I came up with the example myself, but it was based on bits and pieces of things I've heard and thought about over the years.
The main seed was how poker chips lose value in a multiple payout tournament the more you have (And I realize that this isn't based on the player's perception, but on a mathematically demonstrable model, although the utility concept would suggest the additional chips have even less value than the math suggests--as, for example, each dollar of prize money for 1st place at the main event is worth less than each dollar of prize money for 2nd. But the surprising concept was that they aren't worth "face" value, even though they were at the beginning, which would indeed surprise a lot of people).
Also, there was a game show a few years ago where the contestant had to pick suitcases and eliminate money amounts, hoping to wind up with the suitcase worth $1M. The "banker" would make offers to tempt the contestant to stop, but these offers didn't seem like a fair deal mathematically. But they did take advantage of the utility concept and put the contestants at a tough decision. On two different shows, a celebrity advisor essentially suggested the contestant stop and accept the offer, because the amount offered was life changing and any additional amount won by continuing wouldn't add that much to their life beyond that, but the life changing amount could easily be lost (I think most contestants would easily come to the same conclusion on their own, if not surrounded by the lights, cameras, audience, etc., which had them out of their comfort zone). One celebrity was poker player Annie Duke. The other (the surprising one) was our current President, Donald Trump.
As far as a rich person is concerned, I think the additional money is still worth less, but, also, losing the flip doesn't hurt nearly as much as it does a non-rich person. And the more a person is worth the less the additional money is worth to that person. And I realize someone's background and personality could cause this behavior to vary, even drastically.

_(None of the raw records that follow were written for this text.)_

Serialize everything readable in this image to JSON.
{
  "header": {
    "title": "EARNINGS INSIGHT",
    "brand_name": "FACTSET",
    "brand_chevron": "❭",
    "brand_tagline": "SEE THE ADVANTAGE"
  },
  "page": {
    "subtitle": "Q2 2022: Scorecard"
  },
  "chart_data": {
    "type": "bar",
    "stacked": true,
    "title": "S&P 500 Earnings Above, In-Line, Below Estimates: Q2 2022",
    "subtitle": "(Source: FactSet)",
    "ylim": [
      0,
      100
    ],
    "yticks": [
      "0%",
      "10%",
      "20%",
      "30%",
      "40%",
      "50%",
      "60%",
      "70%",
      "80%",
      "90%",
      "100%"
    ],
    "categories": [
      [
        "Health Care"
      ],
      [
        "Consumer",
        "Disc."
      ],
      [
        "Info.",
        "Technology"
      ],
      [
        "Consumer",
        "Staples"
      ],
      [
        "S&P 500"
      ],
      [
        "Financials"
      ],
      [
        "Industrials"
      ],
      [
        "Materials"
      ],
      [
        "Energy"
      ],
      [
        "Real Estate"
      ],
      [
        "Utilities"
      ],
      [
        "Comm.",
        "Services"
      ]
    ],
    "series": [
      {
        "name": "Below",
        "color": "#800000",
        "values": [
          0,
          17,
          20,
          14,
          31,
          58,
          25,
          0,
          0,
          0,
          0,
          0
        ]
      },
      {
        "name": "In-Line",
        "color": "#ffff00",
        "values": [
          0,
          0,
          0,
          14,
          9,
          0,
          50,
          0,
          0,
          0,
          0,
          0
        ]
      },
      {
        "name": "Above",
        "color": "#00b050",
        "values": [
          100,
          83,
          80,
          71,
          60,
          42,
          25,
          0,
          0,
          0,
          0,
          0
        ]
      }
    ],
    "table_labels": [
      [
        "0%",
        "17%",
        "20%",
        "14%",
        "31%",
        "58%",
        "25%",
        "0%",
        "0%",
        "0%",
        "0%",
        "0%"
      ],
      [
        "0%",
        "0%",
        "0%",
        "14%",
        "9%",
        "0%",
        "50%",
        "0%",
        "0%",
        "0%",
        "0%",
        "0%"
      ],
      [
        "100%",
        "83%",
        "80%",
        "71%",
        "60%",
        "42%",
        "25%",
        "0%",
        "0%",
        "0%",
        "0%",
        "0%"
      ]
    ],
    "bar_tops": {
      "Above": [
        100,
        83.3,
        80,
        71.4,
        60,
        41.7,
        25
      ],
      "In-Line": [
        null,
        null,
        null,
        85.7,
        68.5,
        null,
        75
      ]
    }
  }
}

But what if we talk really rich. Suppose Mr. Buffet made the 2:1 offer to Bill Gates? Mr. Gates might take him up on it a few times, but probably would quickly get bored. The amounts mean little to him, but his time is probably very precious to him. And this phenomenon probably is more significant the older a person is, as older folks value their time more (because they have less of it--the utility concept applied to time vis-à-vis age
). So a 70 year old Bill Gates might very well tell Mr. Buffet, "Go bother someone else with this silliness."